Problem Statement
You are given an integer array nums and an integer k.
Your task is to find the total number of continuous subarrays whose sum equals k.
Example
Input: nums = [1, 1, 1], k = 2 Output: 2
There are two subarrays that sum up to 2: [1,1] (from index 0 to 1) and [1,1] (from index 1 to 2).
1. Understanding the Problem
A subarray is a continuous part of the array, meaning elements are taken together without skipping any index.
For each possible subarray, if the sum of its elements equals k, we count it.
If we try to calculate the sum of all possible subarrays directly using two nested loops, it works but is slow for large inputs — time complexity will be O(n²).
We can do better using a prefix sum and hashmap.
2. Brute Force Approach
Idea:
For each element, calculate the sum of every subarray starting from it and count those that equal k.
Java Code (Brute Force):
public class SubarraySumEqualsK {
public int subarraySum(int[] nums, int k) {
int count = 0;
for (int start = 0; start < nums.length; start++) {
int sum = 0;
for (int end = start; end < nums.length; end++) {
sum += nums[end];
if (sum == k) {
count++;
}
}
}
return count;
}
}
Explanation:
- The outer loop picks a starting point.
- The inner loop adds numbers from that start to the end.

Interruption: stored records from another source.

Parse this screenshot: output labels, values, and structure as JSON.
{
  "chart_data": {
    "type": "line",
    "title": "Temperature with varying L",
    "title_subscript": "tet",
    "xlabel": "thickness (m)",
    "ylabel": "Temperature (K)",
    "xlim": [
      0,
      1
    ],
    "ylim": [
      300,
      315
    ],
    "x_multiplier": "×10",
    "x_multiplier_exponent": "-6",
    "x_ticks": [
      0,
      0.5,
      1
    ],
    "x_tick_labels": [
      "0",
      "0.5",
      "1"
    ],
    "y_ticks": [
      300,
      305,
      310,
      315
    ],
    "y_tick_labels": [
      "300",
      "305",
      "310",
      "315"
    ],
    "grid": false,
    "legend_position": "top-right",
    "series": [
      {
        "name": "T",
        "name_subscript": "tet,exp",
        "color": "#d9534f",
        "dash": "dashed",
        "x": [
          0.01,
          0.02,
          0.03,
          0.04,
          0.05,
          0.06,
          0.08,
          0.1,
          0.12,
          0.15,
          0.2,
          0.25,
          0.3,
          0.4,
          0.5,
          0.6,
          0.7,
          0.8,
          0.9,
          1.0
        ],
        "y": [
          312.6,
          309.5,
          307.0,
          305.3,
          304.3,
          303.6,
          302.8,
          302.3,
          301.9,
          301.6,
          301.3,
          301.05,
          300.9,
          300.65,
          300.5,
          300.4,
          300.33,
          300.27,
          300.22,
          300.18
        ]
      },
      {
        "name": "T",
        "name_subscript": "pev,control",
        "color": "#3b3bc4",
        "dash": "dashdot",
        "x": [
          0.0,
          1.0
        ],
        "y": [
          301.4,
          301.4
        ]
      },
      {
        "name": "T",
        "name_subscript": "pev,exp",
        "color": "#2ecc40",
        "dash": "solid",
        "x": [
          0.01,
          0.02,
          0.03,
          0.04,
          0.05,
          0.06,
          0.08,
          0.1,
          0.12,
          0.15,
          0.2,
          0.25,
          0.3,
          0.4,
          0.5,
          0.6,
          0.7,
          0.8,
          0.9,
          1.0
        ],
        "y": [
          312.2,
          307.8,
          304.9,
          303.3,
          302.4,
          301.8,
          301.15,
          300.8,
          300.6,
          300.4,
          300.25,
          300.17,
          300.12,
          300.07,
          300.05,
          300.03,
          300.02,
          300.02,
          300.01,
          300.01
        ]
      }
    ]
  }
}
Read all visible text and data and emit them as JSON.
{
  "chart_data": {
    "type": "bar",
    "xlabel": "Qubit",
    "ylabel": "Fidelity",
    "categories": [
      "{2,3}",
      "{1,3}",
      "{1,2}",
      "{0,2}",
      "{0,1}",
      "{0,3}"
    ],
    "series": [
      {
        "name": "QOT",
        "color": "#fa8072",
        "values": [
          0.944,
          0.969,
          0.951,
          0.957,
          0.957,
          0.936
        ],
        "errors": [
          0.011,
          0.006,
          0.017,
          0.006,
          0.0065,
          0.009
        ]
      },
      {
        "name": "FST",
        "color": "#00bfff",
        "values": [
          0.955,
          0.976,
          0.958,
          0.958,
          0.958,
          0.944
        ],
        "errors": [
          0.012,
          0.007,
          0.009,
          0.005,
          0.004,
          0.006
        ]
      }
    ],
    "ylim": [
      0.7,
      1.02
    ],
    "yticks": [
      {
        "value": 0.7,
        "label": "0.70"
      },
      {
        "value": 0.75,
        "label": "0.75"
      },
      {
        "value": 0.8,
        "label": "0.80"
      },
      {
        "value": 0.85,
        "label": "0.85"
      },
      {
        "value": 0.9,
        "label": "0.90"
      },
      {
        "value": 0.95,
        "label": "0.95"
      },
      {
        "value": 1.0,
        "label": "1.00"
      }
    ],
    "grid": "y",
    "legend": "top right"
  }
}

- Whenever the running sum equals
k, we increase our count.
Time Complexity: O(n²)
Space Complexity: O(1)
This method works but is inefficient for large arrays.
3. Optimized Approach Using Prefix Sum and HashMap
Concept of Prefix Sum:
- The prefix sum at index
iis the sum of all elements from the beginning up to indexi. - For any subarray
nums[i..j], the sum can be written as:sum(i..j) = prefixSum[j] - prefixSum[i - 1]Ifsum(i..j)should equalk, then:prefixSum[j] - prefixSum[i - 1] = k → prefixSum[i - 1] = prefixSum[j] - k
This means:
- For every current prefix sum, if there is a previous prefix sum equal to
(currentSum - k), then the subarray between those indices sums tok.
We use a HashMap to store how many times each prefix sum has appeared.
4. Steps for the Optimized Solution
- Initialize a map to store prefix sums and their frequency.
- Add an entry
(0, 1)to the map, because a prefix sum of 0 exists before starting. - Iterate through the array:
- Add the current number to
currentSum. - Check if
(currentSum - k)exists in the map.
If it does, it means there is a subarray ending here whose sum isk. - Add
map.get(currentSum - k)to the count. - Update the frequency of
currentSumin the map.
- Add the current number to
- Return the total count.
5. Java Code (Optimized O(n) Solution)
import java.util.HashMap;
public class SubarraySumEqualsK {
public int subarraySum(int[] nums, int k) {
HashMap<Integer, Integer> prefixSumMap = new HashMap<>();
prefixSumMap.put(0, 1);
int currentSum = 0;
int count = 0;
for (int num : nums) {
currentSum += num;
if (prefixSumMap.containsKey(currentSum - k)) {
count += prefixSumMap.get(currentSum - k);
}
prefixSumMap.put(currentSum, prefixSumMap.getOrDefault(currentSum, 0) + 1);
}
return count;
}
}
6. Step-by-Step Example
Take nums = [1, 2, 3], k = 3.
| Step | num | currentSum | currentSum – k | Found in map? | Count | Map after update |
|---|---|---|---|---|---|---|
| 1 | 1 | 1 | -2 | No | 0 | {0=1, 1=1} |
| 2 | 2 | 3 | 0 | Yes | 1 | {0=1, 1=1, 3=1} |
| 3 | 3 | 6 | 3 | Yes | 2 | {0=1, 1=1, 3=1, 6=1} |
Total subarrays = 2 → [1,2] and [3].
7. Complexity Analysis
Time Complexity: O(n)
We traverse the array once, and each lookup in the map is O(1).
Space Complexity: O(n)
We store prefix sums in the map.
8. Summary
- Brute Force approach is easy to understand but slow (O(n²)).
- Optimized approach uses prefix sum and HashMap for an efficient O(n) solution.
- This method is a powerful pattern for subarray problems involving sums or differences.